Specifically, the data showed that:
- The teen birth rate among girls aged 15 to 19 in rural counties was 43 per 1,000 versus 33 per 1,000 in other parts of the United States.
- Among whites, the teen birth rate was more than twice as high in rural areas as in major urban areas (36 per 1,000 girls versus 16 per 1,000 girls, respectively).
- The birth rate among teens in rural counties fell by 32 percent from 1990 to 2010, but major urban areas and suburban counties had bigger declines (49 percent and 40 percent, respectively).

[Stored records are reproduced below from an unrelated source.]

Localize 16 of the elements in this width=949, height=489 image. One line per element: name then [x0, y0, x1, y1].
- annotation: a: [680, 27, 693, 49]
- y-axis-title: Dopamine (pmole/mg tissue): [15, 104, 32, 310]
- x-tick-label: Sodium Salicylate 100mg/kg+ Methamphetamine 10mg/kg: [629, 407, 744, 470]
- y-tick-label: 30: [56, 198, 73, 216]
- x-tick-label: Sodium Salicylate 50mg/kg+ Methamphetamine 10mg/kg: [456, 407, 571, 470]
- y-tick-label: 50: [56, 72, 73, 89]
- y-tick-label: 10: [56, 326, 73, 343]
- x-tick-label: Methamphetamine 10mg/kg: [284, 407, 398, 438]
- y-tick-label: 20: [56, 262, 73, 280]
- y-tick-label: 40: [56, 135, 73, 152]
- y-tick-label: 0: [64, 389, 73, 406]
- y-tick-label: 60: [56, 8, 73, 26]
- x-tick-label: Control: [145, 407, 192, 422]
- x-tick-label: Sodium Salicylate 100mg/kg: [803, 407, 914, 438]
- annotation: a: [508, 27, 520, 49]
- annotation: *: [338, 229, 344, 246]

- Rural counties make up 16 percent of the overall teenage population in the United States and 20 percent of the teen births.

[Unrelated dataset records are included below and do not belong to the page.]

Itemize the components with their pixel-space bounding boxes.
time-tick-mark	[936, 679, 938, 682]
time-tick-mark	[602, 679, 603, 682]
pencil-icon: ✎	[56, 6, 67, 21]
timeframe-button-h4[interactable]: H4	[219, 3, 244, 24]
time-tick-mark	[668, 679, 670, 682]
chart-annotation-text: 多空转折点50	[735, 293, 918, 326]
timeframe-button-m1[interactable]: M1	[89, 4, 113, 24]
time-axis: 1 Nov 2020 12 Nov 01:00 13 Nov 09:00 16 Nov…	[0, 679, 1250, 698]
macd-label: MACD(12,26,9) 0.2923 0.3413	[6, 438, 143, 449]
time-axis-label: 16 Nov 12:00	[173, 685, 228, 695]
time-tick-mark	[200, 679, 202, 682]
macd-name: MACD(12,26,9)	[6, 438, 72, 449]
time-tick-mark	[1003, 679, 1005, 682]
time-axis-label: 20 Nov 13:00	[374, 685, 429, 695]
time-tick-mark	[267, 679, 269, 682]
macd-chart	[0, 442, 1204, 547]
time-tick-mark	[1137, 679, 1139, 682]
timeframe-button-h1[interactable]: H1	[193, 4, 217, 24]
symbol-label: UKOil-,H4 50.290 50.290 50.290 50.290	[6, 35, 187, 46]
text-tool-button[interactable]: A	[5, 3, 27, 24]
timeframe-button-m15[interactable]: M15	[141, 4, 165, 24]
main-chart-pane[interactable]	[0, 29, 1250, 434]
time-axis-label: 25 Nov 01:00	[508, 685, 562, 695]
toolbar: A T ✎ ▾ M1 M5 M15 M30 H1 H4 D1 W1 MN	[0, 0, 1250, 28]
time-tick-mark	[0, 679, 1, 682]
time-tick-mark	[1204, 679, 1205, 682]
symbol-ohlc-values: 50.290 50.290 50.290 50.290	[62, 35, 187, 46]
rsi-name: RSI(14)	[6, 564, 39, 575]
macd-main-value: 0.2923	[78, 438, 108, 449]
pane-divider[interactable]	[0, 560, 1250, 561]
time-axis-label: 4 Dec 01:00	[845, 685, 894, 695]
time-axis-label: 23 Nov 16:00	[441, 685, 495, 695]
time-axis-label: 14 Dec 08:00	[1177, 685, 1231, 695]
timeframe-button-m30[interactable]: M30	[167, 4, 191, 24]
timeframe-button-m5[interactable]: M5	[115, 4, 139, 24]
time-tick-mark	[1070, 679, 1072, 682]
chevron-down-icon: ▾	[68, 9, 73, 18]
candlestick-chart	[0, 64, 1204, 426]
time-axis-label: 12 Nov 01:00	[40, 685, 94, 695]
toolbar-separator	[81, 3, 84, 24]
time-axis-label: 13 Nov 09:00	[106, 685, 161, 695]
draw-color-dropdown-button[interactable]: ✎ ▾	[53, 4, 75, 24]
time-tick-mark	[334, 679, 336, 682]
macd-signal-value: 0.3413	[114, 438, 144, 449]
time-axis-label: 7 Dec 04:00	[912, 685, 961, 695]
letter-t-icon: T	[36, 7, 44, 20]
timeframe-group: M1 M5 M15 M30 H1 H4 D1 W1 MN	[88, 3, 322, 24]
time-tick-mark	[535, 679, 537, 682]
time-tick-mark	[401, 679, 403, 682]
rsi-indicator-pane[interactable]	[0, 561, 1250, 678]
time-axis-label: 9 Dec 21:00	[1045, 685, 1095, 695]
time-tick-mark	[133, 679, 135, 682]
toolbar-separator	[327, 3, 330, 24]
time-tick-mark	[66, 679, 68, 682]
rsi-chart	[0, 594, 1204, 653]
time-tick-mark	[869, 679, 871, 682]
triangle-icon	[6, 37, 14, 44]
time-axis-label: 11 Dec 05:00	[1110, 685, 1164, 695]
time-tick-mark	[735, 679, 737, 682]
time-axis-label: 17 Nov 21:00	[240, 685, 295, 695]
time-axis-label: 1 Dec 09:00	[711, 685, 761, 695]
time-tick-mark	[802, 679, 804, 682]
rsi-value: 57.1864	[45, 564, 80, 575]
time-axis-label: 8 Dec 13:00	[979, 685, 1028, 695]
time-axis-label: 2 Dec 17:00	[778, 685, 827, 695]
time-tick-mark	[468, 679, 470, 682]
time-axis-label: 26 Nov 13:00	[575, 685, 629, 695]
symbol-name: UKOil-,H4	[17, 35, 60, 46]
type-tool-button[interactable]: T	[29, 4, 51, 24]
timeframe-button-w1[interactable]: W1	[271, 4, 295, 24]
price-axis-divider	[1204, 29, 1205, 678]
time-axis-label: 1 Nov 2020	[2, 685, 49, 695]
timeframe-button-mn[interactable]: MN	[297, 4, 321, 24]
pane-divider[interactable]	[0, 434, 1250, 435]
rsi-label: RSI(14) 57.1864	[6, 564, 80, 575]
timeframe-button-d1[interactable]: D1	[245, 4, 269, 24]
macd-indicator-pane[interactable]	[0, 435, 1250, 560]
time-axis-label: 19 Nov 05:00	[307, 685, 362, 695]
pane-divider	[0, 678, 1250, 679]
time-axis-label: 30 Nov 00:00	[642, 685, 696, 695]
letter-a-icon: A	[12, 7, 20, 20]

The new statistics also revealed an increase in conceptions for women over 30, confirming the general social trend towards having children later.
A common misconception about pregnancy in rural areas is that girls are having sex with older men, when in fact, they lack health clinics that are easily accessible and that offer contraception as well as counseling. Their parents may not have health insurance that makes birth control affordable, and abortion providers may be hard to find.
"This data provides an answer to a straightforward but previously unanswered question: Is rural teen childbearing higher or lower than in other places?" Sarah Brown, CEO of the National Campaign to Prevent Teen and Unplanned Pregnancy, said in a news release from the nonprofit organization.
"Clearly the need for efforts to help rural teens avoid too-early pregnancy and parenthood is great."